The house stood at a corner, and while the side of it was in a small street, the front overlooked one of the many wide and beautiful paséos, with which the city abounded.

A little breeze borne of the incoming tide in the harbour came sweeping along, and its coolness stirred him into fresh vitality.

It was the hour of pleasure, when the inhabitants threw off their sun-begotten sloth and thronged the cafés and public gardens and promenades.

On the Rambla, once the bed of a river, the military bands played waltz music, and the favourite operas, and hot blood moved faster to the unfailing enchantment of the Habernera, and the newest works of Massenet and Charpentier.

It was now dark, and the stars blazed down upon the never-resting city, with its sinister record of outrages and crimes, and its charm which was as the alluring of some wild gypsy queen.

Men fleeing from the justice or vengeance of their own country could find here a City of Refuge. Here the tide of life ran swiftly, and churches and cruelty walked hand in hand, and Hate trod close upon the heels of Love.

Here no man's life was safe, for from time to time an epidemic of bomb throwing would break out. Infernal machines would be hurled in an apparently purposeless fashion wherever there was a large gathering of people in street or square. A few policemen, soldiers, or onlookers would be killed or mutilated, and a panic created, but few arrests were ever made. The whole of the Press would unite to lift up its voice in an indignant appeal to the Government, and then everything would be forgotten till the next explosion. People in Barcelona lived from day to day and accepted lawlessness as a matter of course.
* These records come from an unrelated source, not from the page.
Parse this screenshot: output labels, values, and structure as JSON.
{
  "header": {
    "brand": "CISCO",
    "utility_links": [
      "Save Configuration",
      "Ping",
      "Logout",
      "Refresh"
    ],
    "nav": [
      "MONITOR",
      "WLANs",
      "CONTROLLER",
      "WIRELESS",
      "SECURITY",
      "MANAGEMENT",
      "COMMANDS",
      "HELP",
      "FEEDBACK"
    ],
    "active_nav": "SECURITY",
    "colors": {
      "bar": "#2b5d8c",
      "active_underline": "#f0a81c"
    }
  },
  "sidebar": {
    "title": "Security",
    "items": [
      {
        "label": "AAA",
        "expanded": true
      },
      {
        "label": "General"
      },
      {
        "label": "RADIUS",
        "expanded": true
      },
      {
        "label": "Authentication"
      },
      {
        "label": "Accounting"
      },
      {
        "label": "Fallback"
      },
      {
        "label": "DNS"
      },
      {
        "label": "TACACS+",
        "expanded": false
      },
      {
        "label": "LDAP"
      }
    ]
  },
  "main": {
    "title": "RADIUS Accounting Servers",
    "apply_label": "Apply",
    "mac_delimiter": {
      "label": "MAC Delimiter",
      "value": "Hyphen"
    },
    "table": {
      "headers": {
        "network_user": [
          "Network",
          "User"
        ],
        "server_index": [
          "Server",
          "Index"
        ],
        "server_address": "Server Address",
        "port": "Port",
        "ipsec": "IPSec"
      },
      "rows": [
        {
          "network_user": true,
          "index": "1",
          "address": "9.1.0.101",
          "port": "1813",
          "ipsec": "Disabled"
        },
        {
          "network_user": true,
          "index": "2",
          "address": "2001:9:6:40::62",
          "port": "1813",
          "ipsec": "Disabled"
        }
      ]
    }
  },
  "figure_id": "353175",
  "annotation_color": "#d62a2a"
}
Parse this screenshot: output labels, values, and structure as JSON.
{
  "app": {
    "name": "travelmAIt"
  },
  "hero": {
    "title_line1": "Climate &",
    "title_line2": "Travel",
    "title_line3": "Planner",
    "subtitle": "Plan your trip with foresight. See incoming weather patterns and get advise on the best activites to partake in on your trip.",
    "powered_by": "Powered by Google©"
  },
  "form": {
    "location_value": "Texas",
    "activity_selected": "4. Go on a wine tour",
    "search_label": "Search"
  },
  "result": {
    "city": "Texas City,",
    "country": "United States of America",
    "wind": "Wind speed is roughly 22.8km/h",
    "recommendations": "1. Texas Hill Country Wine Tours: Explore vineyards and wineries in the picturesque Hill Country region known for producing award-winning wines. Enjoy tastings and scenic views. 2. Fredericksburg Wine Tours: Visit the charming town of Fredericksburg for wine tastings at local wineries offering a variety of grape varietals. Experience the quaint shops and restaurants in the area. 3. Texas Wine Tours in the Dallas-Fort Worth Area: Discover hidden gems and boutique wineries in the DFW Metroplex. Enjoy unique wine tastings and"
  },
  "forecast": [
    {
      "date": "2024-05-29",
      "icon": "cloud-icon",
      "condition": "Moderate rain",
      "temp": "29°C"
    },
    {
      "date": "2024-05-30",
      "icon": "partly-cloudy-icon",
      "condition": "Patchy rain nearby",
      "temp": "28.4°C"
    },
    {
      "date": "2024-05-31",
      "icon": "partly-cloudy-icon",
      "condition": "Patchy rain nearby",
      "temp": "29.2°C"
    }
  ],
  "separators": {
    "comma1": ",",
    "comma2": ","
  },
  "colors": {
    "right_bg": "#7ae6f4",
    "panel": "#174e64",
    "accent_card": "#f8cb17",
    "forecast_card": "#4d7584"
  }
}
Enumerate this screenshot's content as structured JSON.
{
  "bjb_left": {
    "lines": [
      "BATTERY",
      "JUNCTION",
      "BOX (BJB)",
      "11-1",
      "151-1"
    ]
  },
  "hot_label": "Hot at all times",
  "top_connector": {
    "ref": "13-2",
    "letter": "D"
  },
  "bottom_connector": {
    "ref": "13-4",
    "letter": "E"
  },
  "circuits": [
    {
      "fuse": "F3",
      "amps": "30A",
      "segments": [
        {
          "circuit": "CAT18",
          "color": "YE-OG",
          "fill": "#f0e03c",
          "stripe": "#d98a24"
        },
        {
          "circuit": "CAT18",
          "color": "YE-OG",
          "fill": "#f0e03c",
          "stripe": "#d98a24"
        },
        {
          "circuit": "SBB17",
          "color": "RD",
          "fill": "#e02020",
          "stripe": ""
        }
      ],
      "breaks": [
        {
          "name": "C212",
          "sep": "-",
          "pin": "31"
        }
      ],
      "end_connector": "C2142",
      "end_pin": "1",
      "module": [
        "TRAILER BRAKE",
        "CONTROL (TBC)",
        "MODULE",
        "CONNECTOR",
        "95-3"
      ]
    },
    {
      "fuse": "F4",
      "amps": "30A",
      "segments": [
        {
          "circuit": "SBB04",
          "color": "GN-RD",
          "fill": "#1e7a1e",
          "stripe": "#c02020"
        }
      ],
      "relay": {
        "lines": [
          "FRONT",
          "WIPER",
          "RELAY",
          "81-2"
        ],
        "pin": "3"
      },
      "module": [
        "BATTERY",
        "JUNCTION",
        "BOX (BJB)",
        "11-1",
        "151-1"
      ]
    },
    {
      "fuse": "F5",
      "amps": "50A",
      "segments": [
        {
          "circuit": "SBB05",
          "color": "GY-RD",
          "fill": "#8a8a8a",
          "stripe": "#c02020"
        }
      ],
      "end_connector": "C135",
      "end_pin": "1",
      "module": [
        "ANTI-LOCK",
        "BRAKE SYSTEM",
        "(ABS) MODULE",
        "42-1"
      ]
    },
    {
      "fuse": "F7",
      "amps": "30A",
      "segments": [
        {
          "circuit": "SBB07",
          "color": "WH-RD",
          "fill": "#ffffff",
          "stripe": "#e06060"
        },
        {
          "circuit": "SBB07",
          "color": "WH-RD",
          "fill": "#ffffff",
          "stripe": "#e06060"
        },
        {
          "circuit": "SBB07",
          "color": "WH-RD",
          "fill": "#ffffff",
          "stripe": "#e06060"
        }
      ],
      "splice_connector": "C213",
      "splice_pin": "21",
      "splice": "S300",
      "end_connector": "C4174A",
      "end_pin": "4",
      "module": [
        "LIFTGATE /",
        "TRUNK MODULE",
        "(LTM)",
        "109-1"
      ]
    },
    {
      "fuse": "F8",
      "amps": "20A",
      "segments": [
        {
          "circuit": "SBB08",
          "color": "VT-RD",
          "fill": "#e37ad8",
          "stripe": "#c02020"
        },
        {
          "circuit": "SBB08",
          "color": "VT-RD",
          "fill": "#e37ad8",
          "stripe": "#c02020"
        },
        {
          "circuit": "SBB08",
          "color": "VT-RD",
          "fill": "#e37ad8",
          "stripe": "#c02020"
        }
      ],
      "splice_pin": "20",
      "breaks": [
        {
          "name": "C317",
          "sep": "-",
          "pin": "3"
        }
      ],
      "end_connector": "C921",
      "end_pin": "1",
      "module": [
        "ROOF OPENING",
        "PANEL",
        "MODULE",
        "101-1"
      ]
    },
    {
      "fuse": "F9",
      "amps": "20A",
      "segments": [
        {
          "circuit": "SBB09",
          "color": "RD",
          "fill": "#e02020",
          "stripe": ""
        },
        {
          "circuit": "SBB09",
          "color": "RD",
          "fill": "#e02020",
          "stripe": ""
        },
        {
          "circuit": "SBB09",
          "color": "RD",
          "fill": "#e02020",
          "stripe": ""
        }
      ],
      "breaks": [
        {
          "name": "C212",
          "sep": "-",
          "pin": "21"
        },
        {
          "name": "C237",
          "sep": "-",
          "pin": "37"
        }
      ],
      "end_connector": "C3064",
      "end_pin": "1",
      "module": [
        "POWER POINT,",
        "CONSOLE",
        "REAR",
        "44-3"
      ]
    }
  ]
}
Emile's own particular circle had no hand in these promiscuous destructions of life. Their own attempts were invariably well organised and directed towards some definite end. They did not destroy life for mere wanton cruelty, and their victims were marked out and hunted down with an accurate aim.

It suddenly occurred to Emile that during the last few months he had looked upon Barcelona with a changed vision. He had always seen her beauties and hated them, as a man may hate the fair body of a despised mistress, while he yet sees it fair. Now the thought that he might at any time, and at a few days' notice, be forced to leave the place, struck him with a feeling of blankness and desolation.

The sense of exile was almost gone, the nostalgia for his own land no longer keen. Had he turned traitor to his own country, the country for whose woes he was now suffering—?